“I think you’ve got it all wrong about her,” Jen said. “She’s deceptively smart and I think she’s a superlative candidate. On top of that she’s got the support of most voters. Face it, Josh, only a relatively small fraction of the voters support your guy.”
“I’m not worried, Jen,” Josh said. “My guy’s party is in control of the election apparatus in the state, so it doesn’t really matter who gets the most votes. Your gal is going to lose.”
Written for the the following daily prompts: The Daily Spur (middle), Fandango’s One-Word Challenge (belittle), My Vivid Blog (woman), E.M.’s Random Word Prompt (magistrate), Word of the Day Challenge (deceptive), Ragtag Daily Prompt (superlative), and Your Daily Word Prompt (fraction). Image credit: Getty Images.
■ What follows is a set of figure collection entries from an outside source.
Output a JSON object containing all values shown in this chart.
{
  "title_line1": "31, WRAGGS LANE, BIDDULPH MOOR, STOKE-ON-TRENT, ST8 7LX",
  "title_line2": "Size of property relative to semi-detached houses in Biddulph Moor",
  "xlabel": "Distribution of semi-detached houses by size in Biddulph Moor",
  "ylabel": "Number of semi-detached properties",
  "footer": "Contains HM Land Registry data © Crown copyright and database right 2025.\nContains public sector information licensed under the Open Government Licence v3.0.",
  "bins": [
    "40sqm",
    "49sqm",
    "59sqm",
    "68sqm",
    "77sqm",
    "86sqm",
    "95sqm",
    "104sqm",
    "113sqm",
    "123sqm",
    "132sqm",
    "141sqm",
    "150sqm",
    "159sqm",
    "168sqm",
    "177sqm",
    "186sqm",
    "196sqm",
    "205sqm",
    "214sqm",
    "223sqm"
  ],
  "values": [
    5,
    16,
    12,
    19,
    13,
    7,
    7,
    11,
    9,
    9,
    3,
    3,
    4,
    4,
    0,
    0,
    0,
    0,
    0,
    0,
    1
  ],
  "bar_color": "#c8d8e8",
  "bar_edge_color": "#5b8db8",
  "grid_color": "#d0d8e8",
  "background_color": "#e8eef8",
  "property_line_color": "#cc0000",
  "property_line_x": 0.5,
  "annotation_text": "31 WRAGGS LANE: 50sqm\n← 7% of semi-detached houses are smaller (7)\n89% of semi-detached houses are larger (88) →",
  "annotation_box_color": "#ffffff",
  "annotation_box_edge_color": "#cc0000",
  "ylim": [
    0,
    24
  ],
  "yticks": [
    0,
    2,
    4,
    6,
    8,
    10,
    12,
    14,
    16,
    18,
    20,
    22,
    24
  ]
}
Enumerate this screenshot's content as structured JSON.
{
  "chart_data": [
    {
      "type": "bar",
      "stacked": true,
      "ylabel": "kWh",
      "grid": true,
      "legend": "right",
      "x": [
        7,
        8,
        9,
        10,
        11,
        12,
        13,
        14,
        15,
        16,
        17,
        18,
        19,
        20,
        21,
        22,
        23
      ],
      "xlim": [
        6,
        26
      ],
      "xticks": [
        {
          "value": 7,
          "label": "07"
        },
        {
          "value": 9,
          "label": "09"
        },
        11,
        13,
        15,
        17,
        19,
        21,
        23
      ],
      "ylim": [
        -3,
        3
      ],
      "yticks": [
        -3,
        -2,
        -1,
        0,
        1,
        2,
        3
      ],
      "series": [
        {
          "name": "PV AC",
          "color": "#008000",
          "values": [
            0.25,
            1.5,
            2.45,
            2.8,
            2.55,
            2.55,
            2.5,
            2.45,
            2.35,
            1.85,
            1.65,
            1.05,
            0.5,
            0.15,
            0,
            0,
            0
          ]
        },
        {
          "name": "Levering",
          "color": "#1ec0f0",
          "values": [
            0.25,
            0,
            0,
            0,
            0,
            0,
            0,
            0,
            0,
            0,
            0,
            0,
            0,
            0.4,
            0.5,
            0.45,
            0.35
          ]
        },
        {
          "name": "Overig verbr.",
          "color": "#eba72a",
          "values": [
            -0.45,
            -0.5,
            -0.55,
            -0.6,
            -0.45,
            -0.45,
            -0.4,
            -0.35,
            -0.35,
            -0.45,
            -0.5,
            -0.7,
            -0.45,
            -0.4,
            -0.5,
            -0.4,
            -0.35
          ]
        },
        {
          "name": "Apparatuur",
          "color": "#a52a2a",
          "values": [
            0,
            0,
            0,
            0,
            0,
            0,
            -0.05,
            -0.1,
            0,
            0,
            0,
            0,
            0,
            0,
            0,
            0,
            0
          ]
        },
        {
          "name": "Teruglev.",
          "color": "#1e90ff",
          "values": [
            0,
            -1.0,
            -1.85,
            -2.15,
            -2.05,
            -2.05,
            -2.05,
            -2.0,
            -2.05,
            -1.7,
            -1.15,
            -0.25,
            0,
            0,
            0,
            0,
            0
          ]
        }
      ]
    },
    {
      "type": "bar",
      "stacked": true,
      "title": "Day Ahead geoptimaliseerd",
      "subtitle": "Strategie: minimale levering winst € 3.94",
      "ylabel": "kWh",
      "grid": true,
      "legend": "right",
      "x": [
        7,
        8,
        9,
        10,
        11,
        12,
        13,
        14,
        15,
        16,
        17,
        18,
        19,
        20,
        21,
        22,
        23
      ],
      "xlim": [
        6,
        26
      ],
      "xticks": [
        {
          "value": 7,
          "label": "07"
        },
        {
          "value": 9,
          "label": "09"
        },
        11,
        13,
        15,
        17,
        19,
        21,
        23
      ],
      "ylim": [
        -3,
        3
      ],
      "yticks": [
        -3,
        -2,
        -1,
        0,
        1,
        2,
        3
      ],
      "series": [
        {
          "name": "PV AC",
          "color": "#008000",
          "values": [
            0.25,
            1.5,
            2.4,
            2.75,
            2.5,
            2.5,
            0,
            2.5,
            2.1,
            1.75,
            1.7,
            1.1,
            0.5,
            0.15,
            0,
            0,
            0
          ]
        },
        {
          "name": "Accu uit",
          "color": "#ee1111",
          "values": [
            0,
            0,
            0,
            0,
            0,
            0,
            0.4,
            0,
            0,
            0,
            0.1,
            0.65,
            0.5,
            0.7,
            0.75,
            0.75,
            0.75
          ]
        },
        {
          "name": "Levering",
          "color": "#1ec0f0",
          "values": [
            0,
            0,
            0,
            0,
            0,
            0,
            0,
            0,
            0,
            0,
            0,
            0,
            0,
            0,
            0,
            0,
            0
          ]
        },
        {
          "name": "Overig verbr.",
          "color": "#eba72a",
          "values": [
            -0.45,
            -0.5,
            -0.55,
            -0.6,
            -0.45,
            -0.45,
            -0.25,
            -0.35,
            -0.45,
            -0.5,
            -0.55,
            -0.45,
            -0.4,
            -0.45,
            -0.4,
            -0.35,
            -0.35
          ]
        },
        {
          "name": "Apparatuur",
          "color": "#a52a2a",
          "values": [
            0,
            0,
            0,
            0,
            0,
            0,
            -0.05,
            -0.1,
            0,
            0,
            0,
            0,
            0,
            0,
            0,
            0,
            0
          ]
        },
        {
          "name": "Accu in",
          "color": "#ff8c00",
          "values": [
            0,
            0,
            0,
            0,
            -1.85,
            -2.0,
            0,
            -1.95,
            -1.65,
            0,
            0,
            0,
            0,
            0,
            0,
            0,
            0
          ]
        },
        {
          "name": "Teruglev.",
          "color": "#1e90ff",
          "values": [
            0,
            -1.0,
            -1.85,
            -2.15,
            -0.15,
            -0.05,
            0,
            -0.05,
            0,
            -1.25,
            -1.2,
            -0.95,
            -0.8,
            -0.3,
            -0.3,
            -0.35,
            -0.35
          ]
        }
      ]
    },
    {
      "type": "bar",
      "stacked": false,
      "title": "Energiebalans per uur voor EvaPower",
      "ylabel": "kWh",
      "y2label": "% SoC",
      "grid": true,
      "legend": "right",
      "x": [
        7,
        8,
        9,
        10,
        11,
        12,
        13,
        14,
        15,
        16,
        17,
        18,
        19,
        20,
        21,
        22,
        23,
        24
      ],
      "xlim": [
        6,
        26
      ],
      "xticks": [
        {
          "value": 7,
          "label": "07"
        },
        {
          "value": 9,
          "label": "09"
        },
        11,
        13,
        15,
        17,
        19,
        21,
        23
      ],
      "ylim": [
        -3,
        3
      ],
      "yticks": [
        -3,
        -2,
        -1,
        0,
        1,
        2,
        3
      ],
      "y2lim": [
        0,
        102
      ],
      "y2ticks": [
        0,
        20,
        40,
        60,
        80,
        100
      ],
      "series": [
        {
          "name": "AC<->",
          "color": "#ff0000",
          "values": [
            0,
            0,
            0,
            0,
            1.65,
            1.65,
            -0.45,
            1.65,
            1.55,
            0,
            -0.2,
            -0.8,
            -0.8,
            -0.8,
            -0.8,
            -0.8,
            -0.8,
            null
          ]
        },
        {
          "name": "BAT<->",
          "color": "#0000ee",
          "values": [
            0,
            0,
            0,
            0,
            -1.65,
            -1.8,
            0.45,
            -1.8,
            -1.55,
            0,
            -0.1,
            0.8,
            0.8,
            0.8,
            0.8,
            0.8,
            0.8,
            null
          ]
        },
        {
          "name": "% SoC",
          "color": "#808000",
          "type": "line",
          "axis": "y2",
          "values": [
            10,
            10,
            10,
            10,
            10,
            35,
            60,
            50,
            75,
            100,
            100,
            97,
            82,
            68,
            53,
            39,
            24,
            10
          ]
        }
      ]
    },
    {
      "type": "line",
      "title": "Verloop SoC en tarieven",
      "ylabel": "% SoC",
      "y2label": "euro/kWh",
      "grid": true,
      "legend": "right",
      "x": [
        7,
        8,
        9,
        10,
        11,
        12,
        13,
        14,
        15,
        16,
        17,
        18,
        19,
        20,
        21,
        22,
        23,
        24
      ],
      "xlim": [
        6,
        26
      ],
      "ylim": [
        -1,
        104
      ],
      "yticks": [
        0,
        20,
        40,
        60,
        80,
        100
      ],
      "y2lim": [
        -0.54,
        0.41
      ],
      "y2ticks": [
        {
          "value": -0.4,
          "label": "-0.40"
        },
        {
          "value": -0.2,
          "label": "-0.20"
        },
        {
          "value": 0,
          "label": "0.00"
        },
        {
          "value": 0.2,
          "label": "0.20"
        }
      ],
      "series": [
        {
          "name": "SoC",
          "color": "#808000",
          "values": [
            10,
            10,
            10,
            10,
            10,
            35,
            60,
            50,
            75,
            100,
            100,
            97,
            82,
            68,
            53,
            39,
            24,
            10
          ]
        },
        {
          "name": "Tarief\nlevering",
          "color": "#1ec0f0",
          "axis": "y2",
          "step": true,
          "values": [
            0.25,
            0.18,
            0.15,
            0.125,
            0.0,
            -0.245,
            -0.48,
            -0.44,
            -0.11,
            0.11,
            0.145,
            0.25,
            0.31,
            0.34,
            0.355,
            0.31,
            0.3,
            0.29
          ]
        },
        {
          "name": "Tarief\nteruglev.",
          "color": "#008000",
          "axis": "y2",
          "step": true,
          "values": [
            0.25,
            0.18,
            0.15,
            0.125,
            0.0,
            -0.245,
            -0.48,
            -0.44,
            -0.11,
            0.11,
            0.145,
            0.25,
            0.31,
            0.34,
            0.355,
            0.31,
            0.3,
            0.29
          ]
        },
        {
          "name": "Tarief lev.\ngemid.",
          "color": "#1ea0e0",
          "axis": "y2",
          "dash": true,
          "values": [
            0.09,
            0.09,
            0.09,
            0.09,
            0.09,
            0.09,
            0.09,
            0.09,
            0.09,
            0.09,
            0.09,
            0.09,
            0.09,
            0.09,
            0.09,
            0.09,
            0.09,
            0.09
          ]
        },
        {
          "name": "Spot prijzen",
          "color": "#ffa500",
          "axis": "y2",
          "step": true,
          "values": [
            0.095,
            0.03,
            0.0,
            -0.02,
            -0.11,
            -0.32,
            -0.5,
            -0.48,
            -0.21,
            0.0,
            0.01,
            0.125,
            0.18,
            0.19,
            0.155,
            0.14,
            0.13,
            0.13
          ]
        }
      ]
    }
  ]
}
This might seem like a far-fetched scenario. But the fact is that the U.S. Supreme Court is currently hearing a case — Moore v. Harper — that, if approved, would grant state legislatures significantly more power over federal elections. This case is sponsored by Republicans and a favorable decision could allow Republican state legislatures to set the rules for federal elections — even if they result in partisan gerrymandering or violate state constitutions. In other words, these Republican-controlled states could set up election rules that would essentially assure Republican victories in gubernatorial elections, U.S. congressional elections, and presidential elections. And given the 6-3 conservative majority on the high court, there’s a good chance that the Republicans will get their way.